The narrowing of domestic pharma valuations against the consumer companies will sustain in the near term, given the stronger growth of domestic pharma earnings, according to Nomura.
The valuation gap for domestic pharma companies has reduced versus the fast-moving consumer companies over the past two years, the brokerage said in a note on Dec. 11.
The narrowing of the valuation is driven by stronger growth of domestic pharma earnings supported by expansion of Ebitda margin and market concerns about a structural slowdown in consumer goods companies. "The market also expects pharma companies to effectively deploy capital in value-accretive acquisitions," Nomura said.
The brokerage expects some of these trends and sentiment to sustain in the near term, it said. "Hence the valuation gap may sustain or even change in favour of pharma companies."
Domestic pharma valuations are rich in the context of long-term risks, such as slower growth and regulatory interventions, Nomura added.

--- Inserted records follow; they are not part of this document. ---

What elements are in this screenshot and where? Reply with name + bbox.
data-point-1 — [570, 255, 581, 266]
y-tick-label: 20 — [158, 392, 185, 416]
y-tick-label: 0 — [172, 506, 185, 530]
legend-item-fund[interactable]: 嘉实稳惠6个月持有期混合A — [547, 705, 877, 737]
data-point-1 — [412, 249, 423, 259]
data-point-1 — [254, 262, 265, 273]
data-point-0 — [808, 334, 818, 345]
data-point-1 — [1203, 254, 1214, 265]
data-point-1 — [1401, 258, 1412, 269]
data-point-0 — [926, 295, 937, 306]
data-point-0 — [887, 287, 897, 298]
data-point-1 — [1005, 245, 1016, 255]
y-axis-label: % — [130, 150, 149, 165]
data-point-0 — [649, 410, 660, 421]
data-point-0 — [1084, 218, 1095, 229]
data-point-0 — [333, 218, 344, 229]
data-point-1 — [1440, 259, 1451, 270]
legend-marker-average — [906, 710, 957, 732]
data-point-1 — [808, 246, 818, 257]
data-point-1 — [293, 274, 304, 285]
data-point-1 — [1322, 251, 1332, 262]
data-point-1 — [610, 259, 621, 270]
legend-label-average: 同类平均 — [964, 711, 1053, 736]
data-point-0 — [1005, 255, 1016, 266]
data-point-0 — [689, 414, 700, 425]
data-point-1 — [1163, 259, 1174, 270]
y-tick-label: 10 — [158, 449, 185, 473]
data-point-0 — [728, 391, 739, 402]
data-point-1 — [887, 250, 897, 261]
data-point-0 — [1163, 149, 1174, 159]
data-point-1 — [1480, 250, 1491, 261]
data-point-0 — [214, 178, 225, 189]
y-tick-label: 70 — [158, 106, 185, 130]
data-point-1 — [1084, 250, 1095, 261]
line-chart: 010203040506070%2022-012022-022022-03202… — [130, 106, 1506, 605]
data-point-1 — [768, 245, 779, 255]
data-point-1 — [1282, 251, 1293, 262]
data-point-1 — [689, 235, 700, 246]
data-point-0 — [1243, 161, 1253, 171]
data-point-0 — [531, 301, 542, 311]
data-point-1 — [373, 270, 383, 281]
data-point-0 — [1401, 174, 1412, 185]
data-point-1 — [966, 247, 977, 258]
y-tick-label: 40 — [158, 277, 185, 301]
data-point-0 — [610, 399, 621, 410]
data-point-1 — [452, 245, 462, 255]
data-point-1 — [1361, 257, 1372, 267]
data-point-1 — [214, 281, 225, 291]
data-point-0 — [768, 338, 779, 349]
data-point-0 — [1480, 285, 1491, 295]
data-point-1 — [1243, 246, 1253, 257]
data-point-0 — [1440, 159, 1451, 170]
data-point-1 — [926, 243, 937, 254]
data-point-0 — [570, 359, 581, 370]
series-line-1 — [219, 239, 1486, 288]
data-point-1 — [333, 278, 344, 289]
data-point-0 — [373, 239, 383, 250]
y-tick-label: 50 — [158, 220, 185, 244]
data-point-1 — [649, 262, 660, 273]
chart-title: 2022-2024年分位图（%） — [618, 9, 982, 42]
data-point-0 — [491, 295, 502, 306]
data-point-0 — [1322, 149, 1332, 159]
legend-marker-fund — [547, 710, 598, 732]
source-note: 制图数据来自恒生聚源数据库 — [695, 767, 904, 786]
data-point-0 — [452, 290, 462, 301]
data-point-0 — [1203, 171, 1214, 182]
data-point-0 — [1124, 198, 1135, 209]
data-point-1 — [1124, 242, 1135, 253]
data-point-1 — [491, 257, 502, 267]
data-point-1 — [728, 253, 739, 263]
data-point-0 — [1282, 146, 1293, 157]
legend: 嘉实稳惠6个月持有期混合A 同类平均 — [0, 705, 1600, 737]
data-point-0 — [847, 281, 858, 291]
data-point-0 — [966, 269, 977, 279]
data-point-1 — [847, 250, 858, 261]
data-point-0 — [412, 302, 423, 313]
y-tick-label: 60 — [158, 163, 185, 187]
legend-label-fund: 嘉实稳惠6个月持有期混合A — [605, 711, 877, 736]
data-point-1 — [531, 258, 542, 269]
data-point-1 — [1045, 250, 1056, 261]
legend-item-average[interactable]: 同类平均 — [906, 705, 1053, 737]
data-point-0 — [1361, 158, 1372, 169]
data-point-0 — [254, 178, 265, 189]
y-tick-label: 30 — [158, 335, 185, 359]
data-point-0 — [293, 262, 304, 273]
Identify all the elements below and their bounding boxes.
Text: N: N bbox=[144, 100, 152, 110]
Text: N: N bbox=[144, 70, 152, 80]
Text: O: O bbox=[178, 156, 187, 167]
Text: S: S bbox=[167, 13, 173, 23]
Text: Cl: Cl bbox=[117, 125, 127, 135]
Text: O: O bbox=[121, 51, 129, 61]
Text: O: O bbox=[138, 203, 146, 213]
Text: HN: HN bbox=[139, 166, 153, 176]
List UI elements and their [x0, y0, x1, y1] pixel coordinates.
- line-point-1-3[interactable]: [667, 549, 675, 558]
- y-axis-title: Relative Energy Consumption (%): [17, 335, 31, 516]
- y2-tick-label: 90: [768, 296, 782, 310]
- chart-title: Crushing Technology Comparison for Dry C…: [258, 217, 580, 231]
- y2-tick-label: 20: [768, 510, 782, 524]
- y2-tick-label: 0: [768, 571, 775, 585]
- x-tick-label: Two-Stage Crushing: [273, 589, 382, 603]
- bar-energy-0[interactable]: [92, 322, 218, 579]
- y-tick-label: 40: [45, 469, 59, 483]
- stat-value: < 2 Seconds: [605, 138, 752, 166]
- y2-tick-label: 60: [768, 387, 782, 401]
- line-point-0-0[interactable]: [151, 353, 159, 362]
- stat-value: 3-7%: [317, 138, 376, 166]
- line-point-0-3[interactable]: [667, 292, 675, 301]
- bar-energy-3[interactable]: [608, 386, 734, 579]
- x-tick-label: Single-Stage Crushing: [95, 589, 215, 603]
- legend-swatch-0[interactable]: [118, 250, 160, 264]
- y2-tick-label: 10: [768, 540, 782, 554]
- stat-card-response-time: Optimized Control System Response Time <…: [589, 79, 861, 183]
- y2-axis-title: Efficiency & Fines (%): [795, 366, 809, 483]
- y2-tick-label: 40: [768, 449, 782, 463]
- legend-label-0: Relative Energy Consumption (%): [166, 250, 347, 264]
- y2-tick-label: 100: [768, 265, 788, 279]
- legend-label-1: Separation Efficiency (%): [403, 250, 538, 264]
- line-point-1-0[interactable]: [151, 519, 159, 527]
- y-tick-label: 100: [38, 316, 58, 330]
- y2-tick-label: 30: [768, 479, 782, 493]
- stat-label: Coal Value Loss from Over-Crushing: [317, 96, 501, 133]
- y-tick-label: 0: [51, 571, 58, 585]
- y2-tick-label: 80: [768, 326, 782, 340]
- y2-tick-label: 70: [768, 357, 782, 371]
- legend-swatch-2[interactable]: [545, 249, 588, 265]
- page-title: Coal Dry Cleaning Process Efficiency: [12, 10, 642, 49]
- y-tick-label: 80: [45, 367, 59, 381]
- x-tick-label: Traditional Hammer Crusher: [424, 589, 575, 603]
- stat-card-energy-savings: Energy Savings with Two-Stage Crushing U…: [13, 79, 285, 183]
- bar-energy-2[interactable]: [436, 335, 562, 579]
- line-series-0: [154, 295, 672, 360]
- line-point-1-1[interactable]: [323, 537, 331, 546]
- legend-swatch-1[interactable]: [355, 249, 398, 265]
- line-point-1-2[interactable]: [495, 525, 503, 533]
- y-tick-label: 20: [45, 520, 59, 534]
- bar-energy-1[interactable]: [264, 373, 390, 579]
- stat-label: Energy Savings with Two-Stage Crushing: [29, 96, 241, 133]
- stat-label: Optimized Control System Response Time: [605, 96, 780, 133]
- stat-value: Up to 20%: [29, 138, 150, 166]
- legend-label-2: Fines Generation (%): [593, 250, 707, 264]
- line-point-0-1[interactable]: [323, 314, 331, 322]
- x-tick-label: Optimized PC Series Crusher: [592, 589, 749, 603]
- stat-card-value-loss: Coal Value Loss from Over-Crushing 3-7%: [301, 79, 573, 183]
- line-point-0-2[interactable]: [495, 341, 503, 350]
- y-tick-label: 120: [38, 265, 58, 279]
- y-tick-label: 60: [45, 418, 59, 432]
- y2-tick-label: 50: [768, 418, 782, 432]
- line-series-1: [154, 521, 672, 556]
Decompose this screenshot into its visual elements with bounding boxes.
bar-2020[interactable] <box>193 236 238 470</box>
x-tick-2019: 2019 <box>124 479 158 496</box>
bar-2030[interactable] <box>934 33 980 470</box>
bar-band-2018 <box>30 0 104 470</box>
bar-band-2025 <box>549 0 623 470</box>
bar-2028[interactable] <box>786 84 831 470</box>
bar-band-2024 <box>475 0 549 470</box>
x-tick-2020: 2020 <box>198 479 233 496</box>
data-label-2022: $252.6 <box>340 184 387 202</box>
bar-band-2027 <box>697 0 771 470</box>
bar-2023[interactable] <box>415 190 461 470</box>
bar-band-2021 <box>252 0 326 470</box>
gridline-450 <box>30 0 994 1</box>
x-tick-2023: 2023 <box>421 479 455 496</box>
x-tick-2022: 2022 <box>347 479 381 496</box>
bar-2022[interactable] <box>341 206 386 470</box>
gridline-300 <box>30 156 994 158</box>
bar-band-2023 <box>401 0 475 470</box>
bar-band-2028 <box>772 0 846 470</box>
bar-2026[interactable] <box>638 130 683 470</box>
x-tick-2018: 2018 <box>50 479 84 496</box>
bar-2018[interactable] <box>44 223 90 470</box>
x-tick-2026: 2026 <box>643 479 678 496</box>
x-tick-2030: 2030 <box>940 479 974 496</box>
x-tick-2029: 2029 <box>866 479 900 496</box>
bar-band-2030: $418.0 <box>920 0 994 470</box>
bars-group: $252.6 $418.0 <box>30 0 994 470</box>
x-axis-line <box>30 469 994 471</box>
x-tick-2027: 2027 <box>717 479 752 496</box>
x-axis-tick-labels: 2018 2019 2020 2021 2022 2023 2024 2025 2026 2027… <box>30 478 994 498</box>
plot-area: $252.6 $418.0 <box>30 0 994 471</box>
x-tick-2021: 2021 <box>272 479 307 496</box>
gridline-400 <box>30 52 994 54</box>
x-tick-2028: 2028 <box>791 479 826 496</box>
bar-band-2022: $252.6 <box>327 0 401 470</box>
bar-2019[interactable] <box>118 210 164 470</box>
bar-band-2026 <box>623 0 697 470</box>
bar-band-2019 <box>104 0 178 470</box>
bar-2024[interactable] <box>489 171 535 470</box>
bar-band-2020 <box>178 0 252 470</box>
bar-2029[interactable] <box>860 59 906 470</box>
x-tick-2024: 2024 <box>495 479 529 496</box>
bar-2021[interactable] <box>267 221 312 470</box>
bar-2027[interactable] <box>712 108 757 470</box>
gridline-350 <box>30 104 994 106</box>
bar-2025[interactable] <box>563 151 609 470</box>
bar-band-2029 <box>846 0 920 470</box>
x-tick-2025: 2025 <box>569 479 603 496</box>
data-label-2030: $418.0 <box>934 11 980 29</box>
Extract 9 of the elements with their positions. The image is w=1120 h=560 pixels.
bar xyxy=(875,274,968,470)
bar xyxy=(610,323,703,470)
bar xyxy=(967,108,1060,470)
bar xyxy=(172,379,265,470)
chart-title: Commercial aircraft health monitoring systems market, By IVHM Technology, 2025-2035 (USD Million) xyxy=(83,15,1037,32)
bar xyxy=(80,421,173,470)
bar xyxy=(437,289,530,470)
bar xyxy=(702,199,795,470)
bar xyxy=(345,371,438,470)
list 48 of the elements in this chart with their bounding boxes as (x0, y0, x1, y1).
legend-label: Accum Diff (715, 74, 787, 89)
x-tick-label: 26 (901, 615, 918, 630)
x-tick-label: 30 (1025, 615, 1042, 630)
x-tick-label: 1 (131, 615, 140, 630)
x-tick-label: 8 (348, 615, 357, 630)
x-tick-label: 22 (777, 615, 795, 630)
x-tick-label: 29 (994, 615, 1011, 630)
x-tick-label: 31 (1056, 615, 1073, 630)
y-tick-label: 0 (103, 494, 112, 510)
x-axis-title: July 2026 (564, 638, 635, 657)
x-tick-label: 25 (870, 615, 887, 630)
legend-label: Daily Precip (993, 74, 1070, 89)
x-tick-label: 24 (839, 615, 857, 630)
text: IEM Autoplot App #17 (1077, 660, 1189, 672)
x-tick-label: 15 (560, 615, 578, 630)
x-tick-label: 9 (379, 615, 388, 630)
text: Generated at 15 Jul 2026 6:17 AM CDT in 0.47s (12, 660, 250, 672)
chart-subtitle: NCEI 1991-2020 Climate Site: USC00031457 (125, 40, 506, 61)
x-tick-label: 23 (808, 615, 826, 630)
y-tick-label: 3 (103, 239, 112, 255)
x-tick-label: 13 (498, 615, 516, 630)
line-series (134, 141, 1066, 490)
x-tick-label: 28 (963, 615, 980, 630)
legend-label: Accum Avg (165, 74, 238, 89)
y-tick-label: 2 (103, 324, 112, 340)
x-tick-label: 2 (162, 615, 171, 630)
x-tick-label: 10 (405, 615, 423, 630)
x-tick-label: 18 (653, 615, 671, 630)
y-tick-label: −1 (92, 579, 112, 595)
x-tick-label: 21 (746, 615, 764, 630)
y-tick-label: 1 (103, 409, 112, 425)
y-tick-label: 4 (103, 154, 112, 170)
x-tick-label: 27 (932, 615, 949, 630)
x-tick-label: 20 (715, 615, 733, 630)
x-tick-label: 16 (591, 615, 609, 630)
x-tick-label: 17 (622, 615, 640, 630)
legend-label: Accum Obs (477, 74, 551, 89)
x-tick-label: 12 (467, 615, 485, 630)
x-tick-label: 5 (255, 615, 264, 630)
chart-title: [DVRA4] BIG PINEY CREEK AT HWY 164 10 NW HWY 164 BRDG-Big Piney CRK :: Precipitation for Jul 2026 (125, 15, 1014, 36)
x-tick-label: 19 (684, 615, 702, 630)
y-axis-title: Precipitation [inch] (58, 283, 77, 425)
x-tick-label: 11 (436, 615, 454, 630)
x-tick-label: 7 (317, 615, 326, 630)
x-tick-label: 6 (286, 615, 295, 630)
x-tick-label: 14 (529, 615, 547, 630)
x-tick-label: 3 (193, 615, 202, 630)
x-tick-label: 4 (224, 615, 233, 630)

The key risk to pharma valuations in the near term is an increase in input costs which could adversely impact Ebita margins, the note said.
The Indian pharmaceutical market, recorded year-on-year sales growth of 10.7% in November 2024, highest in the past four months, Nomura said quoting IQVIA data. "The growth was on a relatively low base," it said.
Price increases at 4-5% are the largest component of growth, indicating slow volume growth in branded generics, it said. "The slowdown is also acknowledged by contract manufacturers that we interacted with, indicating low order book accretion in the recent past."
The growth rate for branded generics is impacted by market share gains by trade generics, generics and private label medicines, the brokerage said.
In a recent note, HSBC Global Research said that the loss of gRevlimid sales from January 2026 is already priced into the valuations for Cipla and Sun Pharma. The firm sees minimal risk of negative earnings surprises for these companies.